An MLP will be trained on Fashion-MNIST. Images will be flattened to 784 features. Early stopping and TensorBoard will be used.

In [None]:
# Data loading with helper utilities
import tensorflow as tf
from dl_utils import load_tfds_dataset, prepare_for_training, build_callbacks, compile_and_fit, plot_history, visualize_model
from keras import layers, models

# Data
# Load Fashion-MNIST from TFDS so the lab can focus on modeling instead of boilerplate data wrangling.
(train_raw, info) = load_tfds_dataset("fashion_mnist", split="train", with_info=True)
test_raw = load_tfds_dataset("fashion_mnist", split="test")
num_classes = info.features["label"].num_classes


# Convert images to normalized flat vectors that match the dense network input expectations.
def to_float_and_flatten(x, y):
    x = tf.image.convert_image_dtype(x, tf.float32)  # [0,1]
    x = tf.reshape(x, (-1,))                         # 28*28
    return x, y

# Batch and shuffle the training stream to approximate SGD with manageable memory footprints.
train_ds = prepare_for_training(train_raw.map(to_float_and_flatten), batch_size=64)
# Batch the evaluation stream without shuffling to keep epoch-level metrics stable.
test_ds  = prepare_for_training(test_raw.map(to_float_and_flatten),  batch_size=64, shuffle_buffer=None)

In [None]:
# Model definition, training, and visualization
# Stack a minimal dense network so we can isolate how architecture choices affect Fashion-MNIST accuracy.
model = models.Sequential([
    layers.Input((28*28,)),
    layers.Dense(128, activation="relu"),
    layers.Dropout(0.2),
    layers.Dense(num_classes, activation="softmax"),
])

# Render the layer stack to reinforce the correspondence between code and the conceptual diagram.
visualize_model(model)

# Configure early stopping and TensorBoard callbacks to monitor learning dynamics in real time.
callbacks, logdir = build_callbacks(patience=3)
# Train the model while logging optimizer, loss, and metric history for later inspection.
history = compile_and_fit(
    model, train_ds,
    optimizer=keras.optimizers.Adam(1e-3),
    loss="sparse_categorical_crossentropy",
    metrics=["accuracy"],
    epochs=5,
    validation_ds=test_ds,
    callbacks=callbacks
)

# Summarize the TensorBoard logs inline so you can reason about training curves without leaving the notebook.
plot_history(history)
# Remind students where to find the saved run directory for deeper TensorBoard analysis.
print("To inspect logs locally: tensorboard --logdir runs")

## Concept checks

**Question 1.** What does "flattening" do here?

In [None]:
if SHOW_SOLUTIONS:
    print("It reshapes each 28x28 image into a vector of 784 numbers.")
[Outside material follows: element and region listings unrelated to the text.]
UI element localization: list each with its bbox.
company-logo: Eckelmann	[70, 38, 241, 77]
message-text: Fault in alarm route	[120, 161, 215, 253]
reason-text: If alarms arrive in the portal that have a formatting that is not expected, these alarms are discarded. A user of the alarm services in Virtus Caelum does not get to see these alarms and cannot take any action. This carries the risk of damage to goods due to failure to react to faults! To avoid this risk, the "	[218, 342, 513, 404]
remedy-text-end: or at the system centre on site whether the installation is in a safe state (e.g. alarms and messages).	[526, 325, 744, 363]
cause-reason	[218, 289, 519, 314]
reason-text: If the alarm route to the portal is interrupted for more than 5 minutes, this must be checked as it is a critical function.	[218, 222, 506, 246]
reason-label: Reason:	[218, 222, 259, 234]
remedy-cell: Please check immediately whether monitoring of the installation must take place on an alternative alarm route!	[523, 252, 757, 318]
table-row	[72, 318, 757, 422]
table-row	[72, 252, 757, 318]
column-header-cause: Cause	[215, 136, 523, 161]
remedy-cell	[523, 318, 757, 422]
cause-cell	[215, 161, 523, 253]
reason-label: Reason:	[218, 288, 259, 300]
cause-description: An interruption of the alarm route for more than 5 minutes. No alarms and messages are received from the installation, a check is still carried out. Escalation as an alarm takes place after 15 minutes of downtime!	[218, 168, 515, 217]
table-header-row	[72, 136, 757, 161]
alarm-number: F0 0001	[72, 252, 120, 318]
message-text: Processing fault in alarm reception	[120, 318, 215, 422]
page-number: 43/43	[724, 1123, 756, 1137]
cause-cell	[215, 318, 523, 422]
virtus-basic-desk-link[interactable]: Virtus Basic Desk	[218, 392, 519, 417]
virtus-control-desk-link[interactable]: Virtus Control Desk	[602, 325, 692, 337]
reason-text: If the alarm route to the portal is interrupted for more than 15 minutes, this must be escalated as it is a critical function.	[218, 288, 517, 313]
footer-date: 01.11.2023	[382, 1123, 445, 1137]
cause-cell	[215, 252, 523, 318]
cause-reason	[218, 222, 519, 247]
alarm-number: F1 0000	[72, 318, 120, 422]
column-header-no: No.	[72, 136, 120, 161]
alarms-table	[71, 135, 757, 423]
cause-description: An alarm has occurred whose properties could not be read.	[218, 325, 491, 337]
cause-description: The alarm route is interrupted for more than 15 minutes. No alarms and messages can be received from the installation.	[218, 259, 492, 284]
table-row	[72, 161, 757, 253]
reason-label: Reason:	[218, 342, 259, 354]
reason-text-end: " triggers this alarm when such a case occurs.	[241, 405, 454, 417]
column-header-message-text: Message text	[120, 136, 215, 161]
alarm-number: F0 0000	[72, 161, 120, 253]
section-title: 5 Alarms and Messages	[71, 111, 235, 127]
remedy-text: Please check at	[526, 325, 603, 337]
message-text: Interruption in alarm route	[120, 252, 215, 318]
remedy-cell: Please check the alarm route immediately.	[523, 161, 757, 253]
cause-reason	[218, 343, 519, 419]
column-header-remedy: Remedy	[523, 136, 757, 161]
**Question 2.** Why does early stopping help?

In [None]:
if SHOW_SOLUTIONS:
    print("It stops training when validation loss stops improving, avoiding wasted epochs and overfitting.")

**Question 3.** What is the difference between training and validation accuracy?

In [None]:
if SHOW_SOLUTIONS:
    print("Training accuracy comes from the batches the model learns on, while validation accuracy uses held-out data.")

## Homework

- **Part A (Derivation):** Re-derive the gradient of MSE for $w$ and $b$ in one paragraph.
- **Part B (Code):** Change the hidden size (e.g., 64 or 256) and report the effect on accuracy using the training history plot.
- **Part C (Optimizer Study):** Compare Adam with SGD by rerunning `compile_and_fit` and summarize how the TensorBoard scalar curves differ after five epochs.
- **Part D (Reflection):** Connect one observation from the GradientTape demo or training logs to the gradient principles discussed above, citing the relevant section in Goodfellow et al. (2016) or Géron (2022).

## Further reading

- Ian Goodfellow, Yoshua Bengio, and Aaron Courville. *Deep Learning*. MIT Press, 2016.
- Aurélien Géron. *Hands-On Machine Learning with Scikit-Learn, Keras, and TensorFlow*. O'Reilly Media, 3rd ed., 2022.